Will there be a better week for outdoor baseball in Minnesota than the last week before it begins? The concern regarding facing the elements in a Minnesota April remains valid. For me, this week's weather says the risk is worth it. Sure, it was 10 degrees in April a few years ago, but this time it's 70 in March.
Time is ticking for me to name the rest of my all Metrodome team. The outfield was tough. A "Soul Patrol" of Jones, Hunter, and Stewart or Lawton was tempting. Likewise, I hate to omit Rich Becker and Alex Cole. I insist on having one from each position. With all due respect to Torii, I have to pick Puckett in center. Marty Cordova represents the mid 1990's in left. His 24 HR rookie of the year campaign gave Twins fans hope for the last half of the decade. Of course, his production faded almost as fast as the Twins. Finally, much like Pat Meares, Michael Cuddyer has quietly defined an era of Twins baseball in right field.
The choice for the pitcher is obvious. Officially, I'm not even naming an All Metrodome team. I'm just naming an All Metrodome player. He pitched to Matt Walbeck, Greg Myers, Terry Steinbach, AJ Pierzynksi, and countless others. He took turns starting with Kevin Tapani, Scott Erickson, Rick Aguilera, LaTroy Hawkins, Frankie Rodriguez, Sean Bergmann, Bob Tewksbury, Joe Mays, Mark Redman, Kyle Lohse, Rick Reed, Matt Kinney, Kenny Rogers, Francisco Liriano, Carlos Silva, and even Scott Baker. Eric Milton tossed a no-hitter and Johan Santanna won a Cy Young award during his time in the rotation. He turned the ball over to the likes of Pat Mahomes, Mike Trombley, Rick Aguilera, Eddie Guardado, LaTroy Hawkins, Bob Wells, Hector Carrasco, Tony Fiore, Joe Nathan, and Matt Guerrier. Nearly any player considered for the All Metrodome Team shared the clubhouse with him.

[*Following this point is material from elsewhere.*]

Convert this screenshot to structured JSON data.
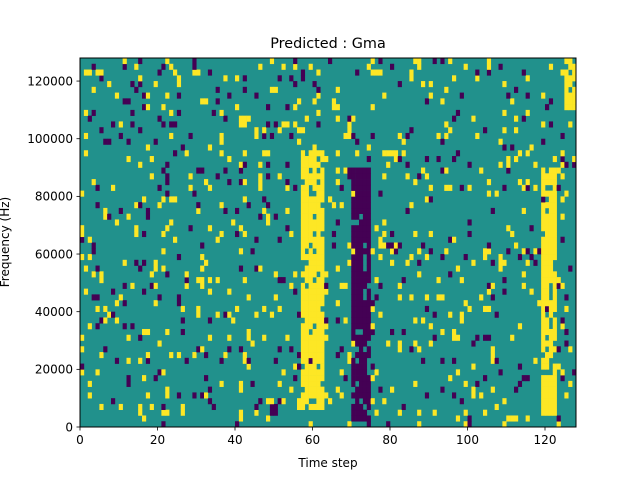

Brad Radke's career touched almost all of the Metrodome era of Twins baseball. He played with Puckett and pitched to Joe Mauer. No matter how hopeless the mid and late 90's were, I always knew we were never more than 4 games away from Brad Radke. That didn't just mean a chance of winning. That meant winning. He won 20 games on a team that won 68. Sure he gave up run early- occasionally in the first inning- but when you really needed him, he would throw a masterpiece. Was anything quite like watching him carve the strike zone armed with nothing but an 88 mph fastball, a change-up, and willpower?